As 2023 comes to a close, investors may want to consider how they can use tax-loss selling to their benefit.
Buying stocks low and selling them high is ideal, but sometimes investments go sour. In such cases, all hope is not lost — at the end of the year, investors can sell investments that provided losses instead of capital gains.
The money made from selling off losses can then be used to offset capital gains liabilities incurred for the year. This is the principle behind tax-loss selling, also known as tax-loss harvesting.
This valuable strategy offers investors another opportunity to lower their tax bill for 2023, according to the Wall Street Journal. In effect, it seems you really can win for losing. So let’s take a look at how tax-loss selling works.
How does tax-loss selling work?
Tax-loss selling is the process of selling stocks at a loss to reduce the capital gains earned on an investment. Since capital losses are tax deductible, they can be used to offset capital gains and reduce tax liability on an investor’s tax return.
Tax-loss selling generally involves investments related to huge losses, and because of this, these sales generally focus on a relatively small number of securities within the public markets. However, it’s important to be aware that if a large number of sellers were to execute a sell order in tandem, the price of the securities would fall.
It’s also worth noting that once selling season has ended, shares that have become largely oversold can bounce back. In addition, the fact that tax-loss selling often occurs in November and December means the most attractive securities for tax-loss selling are investments that are likely to generate strong capital gains early in the next year.
As a result, a potentially beneficial strategy would be to buy during the selling season and sell after the tax loss has been established. This approach could be used on either long-term capital gains or short-term capital gains.
Some investors may consider selling an asset at a loss, deducting that loss for a tax gain and then purchasing the same stock again in an effort to evade taxes. This is known as a wash sale, and is prohibited by the Internal Revenue Service (IRS); if the IRS deems a transaction to be a wash, the investor would not be allowed any tax benefits.
To avoid this situation, investors must wait 30 days to repurchase shares that were originally sold for a loss. Additionally, shares sold for a loss must have been in the investor’s possession for over 30 days.
What are the important tax-loss selling dates for 2023?
Tax-loss selling comes with many potential benefits, but it nevertheless has some strings attached.
The key thing for investors to remember is that it has deadlines. For investors filing their taxes in Canada, the last day for tax-loss selling in 2023 is December 27. Stocks purchased or sold after this date will be settled in 2024, so any capital gains or losses will apply to the 2024 tax year. The system differs for those filing their taxes in the US, and based on information from the IRS, the last day for tax-loss selling this year is December 29.

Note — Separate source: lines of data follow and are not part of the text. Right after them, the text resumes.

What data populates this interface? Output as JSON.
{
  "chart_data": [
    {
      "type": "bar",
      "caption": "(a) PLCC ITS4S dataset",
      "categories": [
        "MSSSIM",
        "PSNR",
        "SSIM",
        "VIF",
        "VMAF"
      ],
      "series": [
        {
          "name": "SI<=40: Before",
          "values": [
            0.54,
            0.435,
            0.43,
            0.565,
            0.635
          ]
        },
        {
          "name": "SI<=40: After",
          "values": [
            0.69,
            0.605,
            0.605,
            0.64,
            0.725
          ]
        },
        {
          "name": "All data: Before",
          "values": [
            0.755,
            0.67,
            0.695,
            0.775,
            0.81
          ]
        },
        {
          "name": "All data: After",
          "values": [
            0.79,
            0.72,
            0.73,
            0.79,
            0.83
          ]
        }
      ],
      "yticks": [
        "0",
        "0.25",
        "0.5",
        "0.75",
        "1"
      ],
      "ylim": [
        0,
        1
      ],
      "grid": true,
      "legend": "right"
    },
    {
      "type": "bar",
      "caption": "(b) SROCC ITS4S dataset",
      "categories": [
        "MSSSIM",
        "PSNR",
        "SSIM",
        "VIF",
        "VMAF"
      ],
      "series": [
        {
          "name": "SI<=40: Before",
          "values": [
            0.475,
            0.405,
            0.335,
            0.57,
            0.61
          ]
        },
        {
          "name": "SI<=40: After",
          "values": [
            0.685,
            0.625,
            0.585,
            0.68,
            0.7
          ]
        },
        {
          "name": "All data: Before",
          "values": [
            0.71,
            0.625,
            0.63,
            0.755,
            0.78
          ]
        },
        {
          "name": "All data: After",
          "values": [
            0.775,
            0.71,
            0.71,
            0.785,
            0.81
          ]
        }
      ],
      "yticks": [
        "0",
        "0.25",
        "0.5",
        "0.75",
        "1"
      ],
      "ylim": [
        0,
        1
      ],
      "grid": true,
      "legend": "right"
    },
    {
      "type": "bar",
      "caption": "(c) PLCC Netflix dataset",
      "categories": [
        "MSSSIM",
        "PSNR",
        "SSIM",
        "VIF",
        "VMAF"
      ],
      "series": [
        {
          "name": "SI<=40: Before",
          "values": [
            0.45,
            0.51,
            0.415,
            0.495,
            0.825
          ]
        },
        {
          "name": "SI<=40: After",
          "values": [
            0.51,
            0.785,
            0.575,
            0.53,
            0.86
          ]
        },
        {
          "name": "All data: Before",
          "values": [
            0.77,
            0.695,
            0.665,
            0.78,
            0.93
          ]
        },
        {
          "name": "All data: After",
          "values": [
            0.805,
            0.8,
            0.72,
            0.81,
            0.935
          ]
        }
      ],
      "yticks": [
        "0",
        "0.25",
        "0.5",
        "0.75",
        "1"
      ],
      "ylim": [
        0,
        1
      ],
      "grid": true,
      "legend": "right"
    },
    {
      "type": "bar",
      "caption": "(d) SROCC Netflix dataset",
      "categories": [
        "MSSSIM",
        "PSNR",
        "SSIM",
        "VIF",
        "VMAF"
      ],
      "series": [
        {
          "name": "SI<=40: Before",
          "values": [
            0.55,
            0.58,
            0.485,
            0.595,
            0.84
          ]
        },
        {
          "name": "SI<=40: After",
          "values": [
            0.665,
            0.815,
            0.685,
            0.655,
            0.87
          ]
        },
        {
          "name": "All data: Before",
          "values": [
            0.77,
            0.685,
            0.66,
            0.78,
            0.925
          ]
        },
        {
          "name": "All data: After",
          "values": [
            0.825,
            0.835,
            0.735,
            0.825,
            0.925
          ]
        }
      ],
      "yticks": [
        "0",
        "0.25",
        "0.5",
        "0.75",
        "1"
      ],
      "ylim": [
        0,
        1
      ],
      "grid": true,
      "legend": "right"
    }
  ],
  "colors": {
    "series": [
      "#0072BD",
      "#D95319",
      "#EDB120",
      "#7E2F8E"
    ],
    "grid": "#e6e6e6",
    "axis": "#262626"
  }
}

Investors should always consult with an expert or review relevant tax documents directly for complete answers. The information contained in this article should not be considered tax advice.
The flip side of tax-loss selling
As tax-loss selling starts, opportunities can open up for those who have spent the year on the sidelines.
In her piece “How Bout Tax Loss Buying?,” Gwen Preston of Resource Maven explains that Canaccord Genuity (TSX:CF,OTC Pink:CCORF) has found that from mid-November to mid-December, S&P/TSX Composite Index (INDEXTSI:OSPTX) stocks down more than 15 percent year-to-date underperform the index by nearly 4 percent. However, from mid-December to mid-January, those same stocks outperform the index by 3.6 percent.
“That outperformance is on top of gains the TSX reliably generates over that time frame,” Preston explains. “So instead of only seeing tax-loss selling as a time to generate tax credits by dumping dogs, let’s look at the opportunity to profit.”
Watch Gwen Preston of Resource Maven discuss tax-loss selling.
How can investors time tax-loss selling?
Regardless of whether you’re engaging in tax-loss selling or buying, Steve DiGregorio, portfolio manager at Canoe Financial, recommends acting swiftly and aggressively as “liquidity will dry up.”
He sees the second and third week of December as the ideal window, which is well ahead of the “Santa Claus rally” — the period around the last week of December when stocks tend to rise ahead of a healthier market in January.
For now, the year isn’t over yet, so whether you’re tax-loss selling or buying, there’s still time to talk to your accountant or financial advisor to determine which approach is best for you.
Securities Disclosure: I, Melissa Pistilli, hold no direct investment interest in any company mentioned in this article.